My throat was tight and I found myself unable to answer. I looked away from her glare, shrugging lamely. “I just thought someone should…” I trailed off.

“Maybe someone should. But not you.
Never
you.”

“Okay.”

“Don't come back here again, understand? Please, you've caused us enough pain.”

“Yes, I understand. I won't come back.”

I let her stare at me, let her examine my face. “You're not what I expected,” she finally said.

“Shall I … shall I leave the flowers I brought today?” I asked faintly.

“No. Yes, yes, what does it matter—okay.” She started to turn away, then faced me again. “Look, I know you're trying to be … decent. But you can't be. Not you, do you understand me?”

After she drove away I pressed a hand to my face and sighed. Alan, mercifully, was silent, and he remained that way even as I began walking numbly among the tombstones, reading the names of people long dead. The cemetery had been here since the 1880s, and some of the graves were worn down by the wind and the rain, fading away like the memories of the people for whom they stood in silent monument.

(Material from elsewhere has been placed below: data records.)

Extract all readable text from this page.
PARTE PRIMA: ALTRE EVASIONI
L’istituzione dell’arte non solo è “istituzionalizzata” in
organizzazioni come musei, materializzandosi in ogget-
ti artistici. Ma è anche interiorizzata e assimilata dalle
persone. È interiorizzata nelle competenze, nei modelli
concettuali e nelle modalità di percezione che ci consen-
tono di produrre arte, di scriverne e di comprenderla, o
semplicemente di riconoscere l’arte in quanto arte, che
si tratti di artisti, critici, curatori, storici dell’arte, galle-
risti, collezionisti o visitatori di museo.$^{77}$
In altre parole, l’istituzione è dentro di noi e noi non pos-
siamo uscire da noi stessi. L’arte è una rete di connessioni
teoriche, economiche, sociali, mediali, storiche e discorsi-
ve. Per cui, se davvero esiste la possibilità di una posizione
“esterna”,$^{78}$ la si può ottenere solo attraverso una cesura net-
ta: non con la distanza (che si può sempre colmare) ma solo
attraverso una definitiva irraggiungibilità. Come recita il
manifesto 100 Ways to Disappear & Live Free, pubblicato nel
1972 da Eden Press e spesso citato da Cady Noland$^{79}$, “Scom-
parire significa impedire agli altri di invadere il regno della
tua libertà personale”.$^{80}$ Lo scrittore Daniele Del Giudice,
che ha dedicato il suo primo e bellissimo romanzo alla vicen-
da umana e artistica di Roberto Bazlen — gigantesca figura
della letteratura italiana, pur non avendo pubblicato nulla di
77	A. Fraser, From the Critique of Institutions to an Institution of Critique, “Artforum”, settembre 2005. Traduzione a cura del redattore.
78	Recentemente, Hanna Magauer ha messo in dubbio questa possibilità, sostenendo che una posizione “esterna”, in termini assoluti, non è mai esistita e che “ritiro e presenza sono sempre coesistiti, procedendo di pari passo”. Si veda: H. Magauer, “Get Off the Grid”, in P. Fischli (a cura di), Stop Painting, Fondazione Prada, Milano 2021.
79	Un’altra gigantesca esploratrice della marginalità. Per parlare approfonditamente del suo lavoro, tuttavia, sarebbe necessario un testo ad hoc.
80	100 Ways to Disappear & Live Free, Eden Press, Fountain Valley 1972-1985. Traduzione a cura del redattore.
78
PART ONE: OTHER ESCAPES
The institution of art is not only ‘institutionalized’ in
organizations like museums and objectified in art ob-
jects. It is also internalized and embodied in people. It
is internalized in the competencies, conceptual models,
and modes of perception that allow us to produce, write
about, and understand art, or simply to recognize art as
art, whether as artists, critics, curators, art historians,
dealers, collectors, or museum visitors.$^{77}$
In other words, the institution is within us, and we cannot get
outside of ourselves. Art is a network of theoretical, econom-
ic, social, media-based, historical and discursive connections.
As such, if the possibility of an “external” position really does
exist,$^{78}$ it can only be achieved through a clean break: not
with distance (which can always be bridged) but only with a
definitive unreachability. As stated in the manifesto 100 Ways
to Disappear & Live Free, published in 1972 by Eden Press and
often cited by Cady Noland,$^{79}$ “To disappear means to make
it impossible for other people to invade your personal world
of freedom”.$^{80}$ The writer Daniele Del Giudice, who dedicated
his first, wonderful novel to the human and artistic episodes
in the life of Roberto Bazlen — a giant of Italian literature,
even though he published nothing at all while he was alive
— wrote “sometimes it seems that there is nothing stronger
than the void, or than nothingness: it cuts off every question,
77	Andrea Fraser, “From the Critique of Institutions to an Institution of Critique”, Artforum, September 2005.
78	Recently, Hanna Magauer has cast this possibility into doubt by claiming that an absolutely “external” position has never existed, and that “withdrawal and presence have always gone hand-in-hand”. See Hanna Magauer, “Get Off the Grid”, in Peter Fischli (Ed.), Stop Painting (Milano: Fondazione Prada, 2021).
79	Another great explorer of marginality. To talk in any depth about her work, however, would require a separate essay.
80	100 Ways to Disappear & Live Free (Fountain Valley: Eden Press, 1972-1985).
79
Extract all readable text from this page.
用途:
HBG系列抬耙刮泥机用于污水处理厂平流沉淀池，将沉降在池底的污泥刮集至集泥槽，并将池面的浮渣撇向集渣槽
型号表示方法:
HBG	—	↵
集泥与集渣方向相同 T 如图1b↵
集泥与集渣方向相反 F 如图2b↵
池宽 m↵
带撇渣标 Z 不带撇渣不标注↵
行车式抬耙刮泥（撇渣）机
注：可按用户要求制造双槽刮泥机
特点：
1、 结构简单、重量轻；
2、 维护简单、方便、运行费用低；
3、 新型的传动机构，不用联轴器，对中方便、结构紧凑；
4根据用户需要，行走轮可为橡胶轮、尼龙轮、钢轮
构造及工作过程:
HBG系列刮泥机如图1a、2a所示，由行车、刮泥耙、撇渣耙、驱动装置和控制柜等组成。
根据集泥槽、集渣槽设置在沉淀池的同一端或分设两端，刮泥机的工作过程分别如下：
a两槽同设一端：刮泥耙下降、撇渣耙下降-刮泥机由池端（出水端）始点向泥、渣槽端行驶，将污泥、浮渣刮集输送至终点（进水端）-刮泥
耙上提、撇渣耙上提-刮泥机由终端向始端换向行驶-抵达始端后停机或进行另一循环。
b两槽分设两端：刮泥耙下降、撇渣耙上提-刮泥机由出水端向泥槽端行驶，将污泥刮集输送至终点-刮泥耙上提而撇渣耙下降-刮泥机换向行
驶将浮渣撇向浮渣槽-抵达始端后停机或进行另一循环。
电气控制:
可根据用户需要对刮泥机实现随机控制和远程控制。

Lisa Marie Walker. Cheerleader, a pretty blonde with a white smile. Her high school announced her name at commencement even though she died the day after Thanksgiving of her senior year.

“Looks like a fresh grave, over there,”
Alan noted, searching for a safe subject. I wandered over to where muddy tracks and wilted flowers surrounded a gray headstone, Jake following at my heels. This woman, unlike Lisa Marie, had lived a long, full life until she died three weeks before.

“Oh, my God!”
Alan cried.

“What?” I answered, startled. “Do you know her?”

“My God, my God!”
Alan shrieked.

“Alan, what is it? What's going on?”

“Look at the date, the date.”

I looked at the dates.
“What's the date today?”
Alan demanded.

“The date? May second.”

“The year. What year is it?”

When I told him he literally howled, so loud I gritted my teeth. “Hey!” I shouted.

“Ruddy, my God, my God. I thought I just died, but I didn't. It's been eight years!”

I stood blinking in the cemetery, trying to make sense of what he was telling me.

“Eight years,”
Alan repeated quietly.
“Oh, my God.”

 

 

9

To Swipe or Not to Swipe

 

Alan and I spent the half-hour drive from Suttons Bay to Traverse City with me trying to bring Alan up to speed on all the events of the past eight years—not easy to do when you're from Kalkaska, where nothing ever really changes, pretty much cut off from the rest of the world, where everything does.